Jadi, teman-teman, tulisan kali ini adalah upaya saya untuk kembali menulis. Rupanya menulis itu berbeda dengan mengendarai sepeda, jika lama tak dilakukan, biasanya akan kesulitan. Terbukti pada saya. Jangankan untuk menyusun kerangka demi kerangka dan membalutnya dengan argumen yang tepat, menentukan ide tulisan saja saya kepayahan.
Kemudian saya teringat tatkala berkenalan dengan seorang teman baru di dunia maya yang juga suka menulis, dan dialah yang entah bagaimana menularkan semangat untuk kembali menulis. Kepada mereka yang menganggap remeh dunia maya, menganggap bahwa tak ada yang nyata di sana, saya hendak menanyakan satu hal pada kalian, memangnya kalian yakin bahwa sesuatu itu nyata di dunia nyata?
Jika segala sesuatu bisa dipalsu, dirias dan dibalut dengan topeng di dunia maya, kenapa itu tak bisa dilakukan di dunia nyata?
Untuk beberapa orang, dunia nyata terlalu menakutkan. Bukan, bukan kami tak punya nyali, hanya saja mereka acap kali disakiti. Dunia maya di sisi lain menawarkan sesuatu yang jauh berbeda dengan dunia nyata. Tak ada kewajiban bertegur sapa dengan ditaburi senyuman yang dibuat-buat, tak ada basa-basi berlebihan seperti halnya di dunia nyata.

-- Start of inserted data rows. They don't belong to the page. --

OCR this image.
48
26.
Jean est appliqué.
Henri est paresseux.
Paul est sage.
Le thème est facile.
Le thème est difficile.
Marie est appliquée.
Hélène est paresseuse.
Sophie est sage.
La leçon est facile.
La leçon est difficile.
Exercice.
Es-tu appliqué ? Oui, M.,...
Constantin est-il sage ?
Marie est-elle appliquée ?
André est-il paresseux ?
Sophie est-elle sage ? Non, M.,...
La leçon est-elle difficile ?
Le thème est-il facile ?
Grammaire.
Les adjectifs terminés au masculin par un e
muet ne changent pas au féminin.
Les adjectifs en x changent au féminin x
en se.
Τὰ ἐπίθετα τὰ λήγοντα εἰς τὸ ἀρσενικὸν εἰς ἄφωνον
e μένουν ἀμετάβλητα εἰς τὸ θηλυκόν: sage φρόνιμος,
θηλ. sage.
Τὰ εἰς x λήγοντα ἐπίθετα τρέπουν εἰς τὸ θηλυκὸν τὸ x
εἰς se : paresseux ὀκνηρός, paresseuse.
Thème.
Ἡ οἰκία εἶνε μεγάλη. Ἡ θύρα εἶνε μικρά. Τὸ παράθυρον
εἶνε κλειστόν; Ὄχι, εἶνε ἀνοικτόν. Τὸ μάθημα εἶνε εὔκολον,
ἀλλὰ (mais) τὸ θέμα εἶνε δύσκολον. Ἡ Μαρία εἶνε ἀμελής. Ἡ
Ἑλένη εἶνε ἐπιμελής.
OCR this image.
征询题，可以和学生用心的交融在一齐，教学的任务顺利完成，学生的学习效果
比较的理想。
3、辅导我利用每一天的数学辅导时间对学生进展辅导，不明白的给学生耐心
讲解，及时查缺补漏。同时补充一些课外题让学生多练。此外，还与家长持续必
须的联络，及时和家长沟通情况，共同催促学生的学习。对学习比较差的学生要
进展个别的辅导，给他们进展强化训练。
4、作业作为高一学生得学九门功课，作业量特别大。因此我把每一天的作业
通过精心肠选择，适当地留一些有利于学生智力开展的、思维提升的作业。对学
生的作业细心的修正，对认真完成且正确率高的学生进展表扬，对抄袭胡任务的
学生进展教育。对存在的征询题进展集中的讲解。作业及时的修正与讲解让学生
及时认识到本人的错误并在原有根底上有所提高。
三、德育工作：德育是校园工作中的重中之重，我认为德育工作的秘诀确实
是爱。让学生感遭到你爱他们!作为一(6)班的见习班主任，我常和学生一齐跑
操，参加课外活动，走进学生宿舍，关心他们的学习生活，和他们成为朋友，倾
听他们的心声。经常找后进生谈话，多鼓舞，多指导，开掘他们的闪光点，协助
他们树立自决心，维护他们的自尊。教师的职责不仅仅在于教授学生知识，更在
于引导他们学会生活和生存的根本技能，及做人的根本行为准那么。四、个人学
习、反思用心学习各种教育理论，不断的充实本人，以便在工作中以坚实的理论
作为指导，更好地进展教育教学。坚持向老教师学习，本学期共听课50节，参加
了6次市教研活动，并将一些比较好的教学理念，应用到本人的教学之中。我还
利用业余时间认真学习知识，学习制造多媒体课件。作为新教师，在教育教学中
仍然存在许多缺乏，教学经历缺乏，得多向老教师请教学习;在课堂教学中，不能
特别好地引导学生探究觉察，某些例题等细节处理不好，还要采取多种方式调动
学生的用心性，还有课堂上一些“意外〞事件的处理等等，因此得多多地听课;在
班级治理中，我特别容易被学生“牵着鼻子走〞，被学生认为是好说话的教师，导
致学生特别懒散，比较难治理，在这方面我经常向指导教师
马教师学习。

Tapi kembali lagi, bukan berarti tak ada yang nyata di dunia maya. Sebagaimana sebuah bahaya tetaplah sebuah bahaya meski berada di ranah dunia maya. Sesuatu bisa menjadi nyata, tergantung bagaimana kita memaknainya. Dan gairah menulis yang muncul tiba-tiba itu tak layak rasanya saya biarkan layu untuk kemudian mati lagi seperti yang sudah-sudah.

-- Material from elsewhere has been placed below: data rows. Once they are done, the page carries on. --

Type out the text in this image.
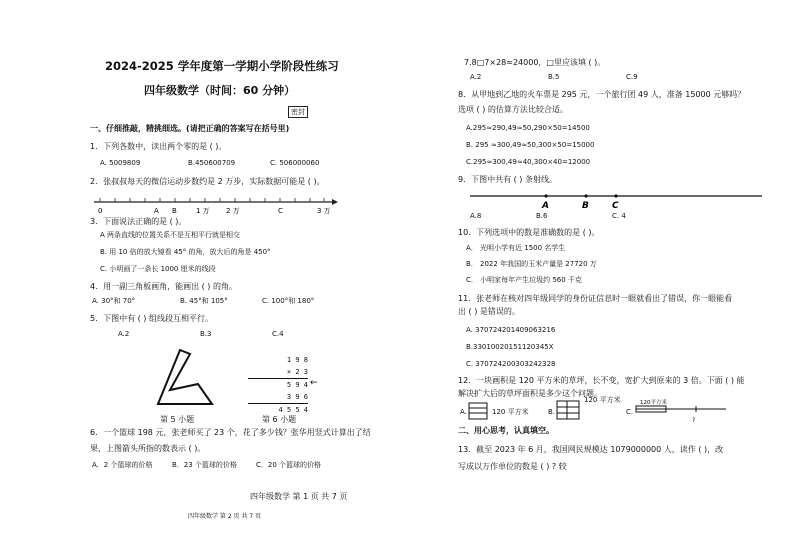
2024-2025 学年度第一学期小学阶段性练习
四年级数学（时间：60 分钟）
密封
一、仔细推敲，精挑细选。(请把正确的答案写在括号里)
1．下列各数中，读出两个零的是 ( )。
A. 5009809	B.450600709	C. 506000060
2．张叔叔每天的微信运动步数约是 2 万步，实际数据可能是 ( )。
0	A B	1 万 2 万	C	3 万
3．下面说法正确的是 ( )。
A 两条直线的位置关系不是互相平行就是相交
B. 用 10 倍的放大镜看 45° 的角，放大后的角是 450°
C. 小明画了一条长 1000 厘米的线段
4．用一副三角板画角，能画出 ( ) 的角。
A. 30°和 70°	B. 45°和 105°	C. 100°和 180°
5．下图中有 ( ) 组线段互相平行。
A.2	B.3	C.4
1 9 8
× 2 3
5 9 4
3 9 6
4 5 5 4
←
第 5 小题	第 6 小题
6．一个篮球 198 元，张老师买了 23 个，花了多少钱？张华用竖式计算出了结
果，上图箭头所指的数表示 ( )。
A．2 个篮球的价格	B．23 个篮球的价格	C．20 个篮球的价格
四年级数学 第 1 页 共 7 页
四年级数学 第 2 页 共 7 页
7.8□7×28≈24000，□里应该填 ( )。
A.2	B.5	C.9
8．从甲地到乙地的火车票是 295 元，一个旅行团 49 人，准备 15000 元够吗？
选项 ( ) 的估算方法比较合适。
A.295≈290,49≈50,290×50=14500
B. 295 ≈300,49≈50,300×50=15000
C.295≈300,49≈40,300×40=12000
9．下图中共有 ( ) 条射线。
A	B	C
A.8	B.6	C. 4
10．下列选项中的数是准确数的是 ( )。
A． 光明小学有近 1500 名学生
B． 2022 年我国的玉米产量是 27720 万
C． 小明家每年产生垃圾约 560 千克
11．张老师在核对四年级同学的身份证信息时一眼就看出了错误，你一眼能看
出 ( ) 是错误的。
A. 370724201409063216
B.33010020151120345X
C. 370724200303242328
12．一块画积是 120 平方米的草坪，长不变，宽扩大到原来的 3 倍。下面 ( ) 能
解决扩大后的草坪面积是多少这个问题。
A.	120 平方米	B.
120 平方米
C.
120平方米
?
二、用心思考，认真填空。
13．截至 2023 年 6 月，我国网民规模达 1079000000 人，读作 ( )，改
写成以万作单位的数是 ( ) ? 较
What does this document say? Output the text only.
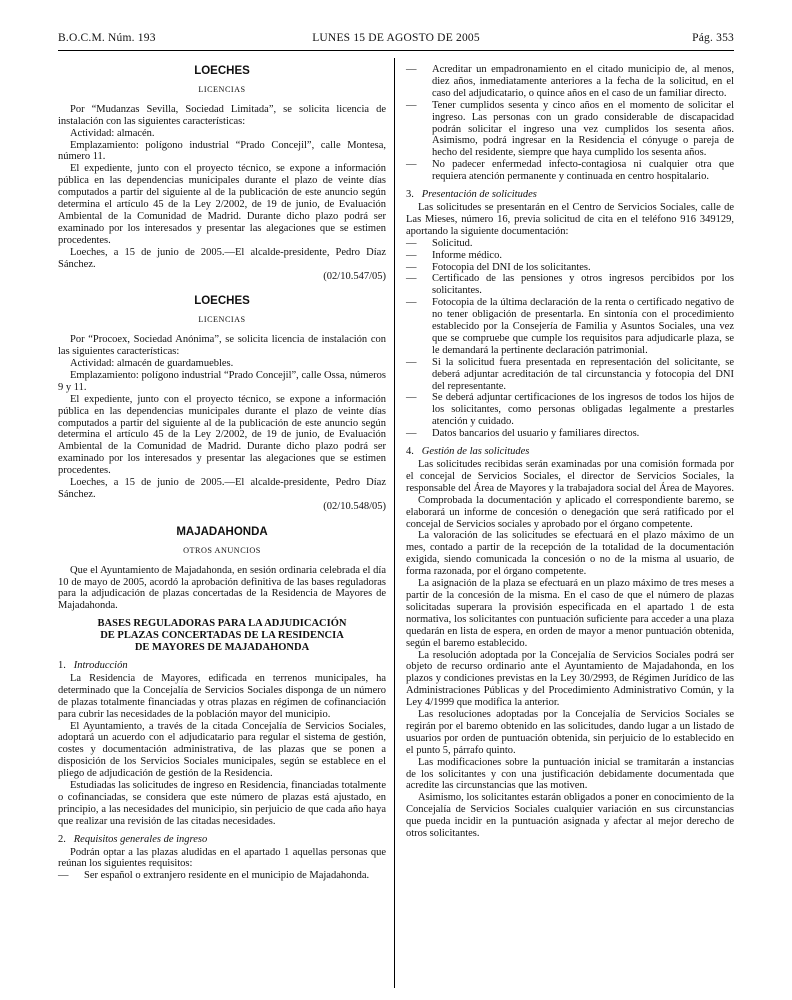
B.O.C.M. Núm. 193	LUNES 15 DE AGOSTO DE 2005	Pág. 353
LOECHES
LICENCIAS

Por “Mudanzas Sevilla, Sociedad Limitada”, se solicita licencia de instalación con las siguientes características:

Actividad: almacén.

Emplazamiento: polígono industrial “Prado Concejil”, calle Montesa, número 11.

El expediente, junto con el proyecto técnico, se expone a información pública en las dependencias municipales durante el plazo de veinte días computados a partir del siguiente al de la publicación de este anuncio según determina el artículo 45 de la Ley 2/2002, de 19 de junio, de Evaluación Ambiental de la Comunidad de Madrid. Durante dicho plazo podrá ser examinado por los interesados y presentar las alegaciones que se estimen procedentes.

Loeches, a 15 de junio de 2005.—El alcalde-presidente, Pedro Díaz Sánchez.

(02/10.547/05)

LOECHES
LICENCIAS

Por “Procoex, Sociedad Anónima”, se solicita licencia de instalación con las siguientes características:

Actividad: almacén de guardamuebles.

Emplazamiento: polígono industrial “Prado Concejil”, calle Ossa, números 9 y 11.

El expediente, junto con el proyecto técnico, se expone a información pública en las dependencias municipales durante el plazo de veinte días computados a partir del siguiente al de la publicación de este anuncio según determina el artículo 45 de la Ley 2/2002, de 19 de junio, de Evaluación Ambiental de la Comunidad de Madrid. Durante dicho plazo podrá ser examinado por los interesados y presentar las alegaciones que se estimen procedentes.

Loeches, a 15 de junio de 2005.—El alcalde-presidente, Pedro Díaz Sánchez.

(02/10.548/05)

MAJADAHONDA
OTROS ANUNCIOS

Que el Ayuntamiento de Majadahonda, en sesión ordinaria celebrada el día 10 de mayo de 2005, acordó la aprobación definitiva de las bases reguladoras para la adjudicación de plazas concertadas de la Residencia de Mayores de Majadahonda.

BASES REGULADORAS PARA LA ADJUDICACIÓN

DE PLAZAS CONCERTADAS DE LA RESIDENCIA

DE MAYORES DE MAJADAHONDA

1. Introducción

La Residencia de Mayores, edificada en terrenos municipales, ha determinado que la Concejalía de Servicios Sociales disponga de un número de plazas totalmente financiadas y otras plazas en régimen de cofinanciación para cubrir las necesidades de la población mayor del municipio.

El Ayuntamiento, a través de la citada Concejalía de Servicios Sociales, adoptará un acuerdo con el adjudicatario para regular el sistema de gestión, costes y documentación administrativa, de las plazas que se ponen a disposición de los Servicios Sociales municipales, según se establece en el pliego de adjudicación de gestión de la Residencia.

Estudiadas las solicitudes de ingreso en Residencia, financiadas totalmente o cofinanciadas, se considera que este número de plazas está ajustado, en principio, a las necesidades del municipio, sin perjuicio de que cada año haya que realizar una revisión de las citadas necesidades.

2. Requisitos generales de ingreso

Podrán optar a las plazas aludidas en el apartado 1 aquellas personas que reúnan los siguientes requisitos:

— Ser español o extranjero residente en el municipio de Majadahonda.

— Acreditar un empadronamiento en el citado municipio de, al menos, diez años, inmediatamente anteriores a la fecha de la solicitud, en el caso del adjudicatario, o quince años en el caso de un familiar directo.

— Tener cumplidos sesenta y cinco años en el momento de solicitar el ingreso. Las personas con un grado considerable de discapacidad podrán solicitar el ingreso una vez cumplidos los sesenta años. Asimismo, podrá ingresar en la Residencia el cónyuge o pareja de hecho del residente, siempre que haya cumplido los sesenta años.

— No padecer enfermedad infecto-contagiosa ni cualquier otra que requiera atención permanente y continuada en centro hospitalario.

3. Presentación de solicitudes

Las solicitudes se presentarán en el Centro de Servicios Sociales, calle de Las Mieses, número 16, previa solicitud de cita en el teléfono 916 349129, aportando la siguiente documentación:

— Solicitud.

— Informe médico.

— Fotocopia del DNI de los solicitantes.

— Certificado de las pensiones y otros ingresos percibidos por los solicitantes.

— Fotocopia de la última declaración de la renta o certificado negativo de no tener obligación de presentarla. En sintonía con el procedimiento establecido por la Consejería de Familia y Asuntos Sociales, una vez que se compruebe que cumple los requisitos para adjudicarle plaza, se le demandará la pertinente declaración patrimonial.

— Si la solicitud fuera presentada en representación del solicitante, se deberá adjuntar acreditación de tal circunstancia y fotocopia del DNI del representante.

— Se deberá adjuntar certificaciones de los ingresos de todos los hijos de los solicitantes, como personas obligadas legalmente a prestarles atención y cuidado.

— Datos bancarios del usuario y familiares directos.

4. Gestión de las solicitudes

Las solicitudes recibidas serán examinadas por una comisión formada por el concejal de Servicios Sociales, el director de Servicios Sociales, la responsable del Área de Mayores y la trabajadora social del Área de Mayores.

Comprobada la documentación y aplicado el correspondiente baremo, se elaborará un informe de concesión o denegación que será ratificado por el concejal de Servicios sociales y aprobado por el órgano competente.

La valoración de las solicitudes se efectuará en el plazo máximo de un mes, contado a partir de la recepción de la totalidad de la documentación exigida, siendo comunicada la concesión o no de la misma al usuario, de forma razonada, por el órgano competente.

La asignación de la plaza se efectuará en un plazo máximo de tres meses a partir de la concesión de la misma. En el caso de que el número de plazas solicitadas superara la provisión especificada en el apartado 1 de esta normativa, los solicitantes con puntuación suficiente para acceder a una plaza quedarán en lista de espera, en orden de mayor a menor puntuación obtenida, según el baremo establecido.

La resolución adoptada por la Concejalía de Servicios Sociales podrá ser objeto de recurso ordinario ante el Ayuntamiento de Majadahonda, en los plazos y condiciones previstas en la Ley 30/2993, de Régimen Jurídico de las Administraciones Públicas y del Procedimiento Administrativo Común, y la Ley 4/1999 que modifica la anterior.

Las resoluciones adoptadas por la Concejalía de Servicios Sociales se regirán por el baremo obtenido en las solicitudes, dando lugar a un listado de usuarios por orden de puntuación obtenida, sin perjuicio de lo establecido en el punto 5, párrafo quinto.

Las modificaciones sobre la puntuación inicial se tramitarán a instancias de los solicitantes y con una justificación debidamente documentada que acredite las circunstancias que las motiven.

Asimismo, los solicitantes estarán obligados a poner en conocimiento de la Concejalía de Servicios Sociales cualquier variación en sus circunstancias que pueda incidir en la puntuación asignada y afectar al mejor derecho de otros solicitantes.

Menulis harus saya paksakan kembali. Setidaknya itu yang ada di benak saya seharian ini. Dan baru kesampaian selepas maghrib tadi, untuk membulatkan tekad menulis hal yang sama sekali tidak penting bagi keseimbangan ekosistem apalagi keseimbangan kosmik.

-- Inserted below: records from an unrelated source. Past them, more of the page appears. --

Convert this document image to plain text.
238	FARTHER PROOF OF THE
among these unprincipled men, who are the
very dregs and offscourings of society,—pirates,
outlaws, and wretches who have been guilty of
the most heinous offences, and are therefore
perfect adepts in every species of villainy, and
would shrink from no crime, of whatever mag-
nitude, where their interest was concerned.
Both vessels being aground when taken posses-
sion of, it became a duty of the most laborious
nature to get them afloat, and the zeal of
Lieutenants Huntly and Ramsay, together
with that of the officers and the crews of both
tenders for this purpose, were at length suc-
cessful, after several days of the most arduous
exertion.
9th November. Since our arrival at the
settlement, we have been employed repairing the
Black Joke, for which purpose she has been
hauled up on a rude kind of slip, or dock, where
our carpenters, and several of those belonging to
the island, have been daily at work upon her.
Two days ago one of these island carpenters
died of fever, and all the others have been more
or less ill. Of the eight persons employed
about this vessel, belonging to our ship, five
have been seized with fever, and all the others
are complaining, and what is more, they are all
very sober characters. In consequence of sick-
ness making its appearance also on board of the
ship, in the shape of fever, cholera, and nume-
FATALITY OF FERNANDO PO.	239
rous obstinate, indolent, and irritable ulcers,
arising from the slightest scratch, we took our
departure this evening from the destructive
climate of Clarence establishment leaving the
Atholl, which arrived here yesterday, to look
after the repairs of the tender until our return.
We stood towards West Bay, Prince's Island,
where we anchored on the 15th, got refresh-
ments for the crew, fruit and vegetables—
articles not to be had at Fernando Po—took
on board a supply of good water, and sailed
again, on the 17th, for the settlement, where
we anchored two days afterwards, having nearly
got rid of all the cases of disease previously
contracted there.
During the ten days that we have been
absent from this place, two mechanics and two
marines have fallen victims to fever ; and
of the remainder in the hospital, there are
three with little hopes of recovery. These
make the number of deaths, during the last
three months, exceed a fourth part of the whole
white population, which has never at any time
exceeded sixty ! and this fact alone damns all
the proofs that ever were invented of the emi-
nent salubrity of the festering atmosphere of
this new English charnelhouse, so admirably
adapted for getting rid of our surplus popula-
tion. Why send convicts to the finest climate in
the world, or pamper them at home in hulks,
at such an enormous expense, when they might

Teman, apa sebenarnya arti teman. Memang definisi bisa berbeda-beda sesuai dengan kebutuhan dan kepentingan kita untuk menganggap seseorang itu teman atau bukan. Agar adil, maka saya akan merujuk pada definisi teman yang ada di daring KBBI:
teman/te·man/ n 1 kawan; sahabat: hanya — dekat yg akan kuundang; 2 orang yg bersama-sama bekerja (berbuat, berjalan); lawan (bercakap-cakap): — seperjalanan; ia — ku bekerja; 3 yg menjadi pelengkap (pasangan) atau yg dipakai (dimakan dsb) bersama-sama: ada jenis lumut yg biasa dimakan untuk — nasi; pisang rebus enak untuk — minum kopi; 4 cak saya (di beberapa daerah dipakai dl bahasa sehari-hari): tiada — menaruh syak akan dia;usahlah — dimandi pagi, pb tidak usah kamu lebih-lebihkan (kaupuji-puji);
— nasi lauk-pauk atau sayur;
— sejawat kawan sepekerjaan;
Dari sana setidaknya ada empat definisi. Empat, bisa kita pakai semua, kita sambung-sambungkan atau hanya kita pilih satu, terserah kita. Dari definisilah saya akan menjelaskan kenapa saya layak menjadi teman anda sekalian. Dan akan saya coba jelaskan satu persatu menjadi satu tulisan untuk tiap satu alasan.
KENAPA SAYA HARUS MENJADI TEMAN ANDA?
(bersambung)
Kalau kata Sabda Armandio Alif dalam novelnya “KAMU” : “Pernahkah kau bertanya, misalnya, bagaimana jika satu-satunya yang nyata adalah ilusi?”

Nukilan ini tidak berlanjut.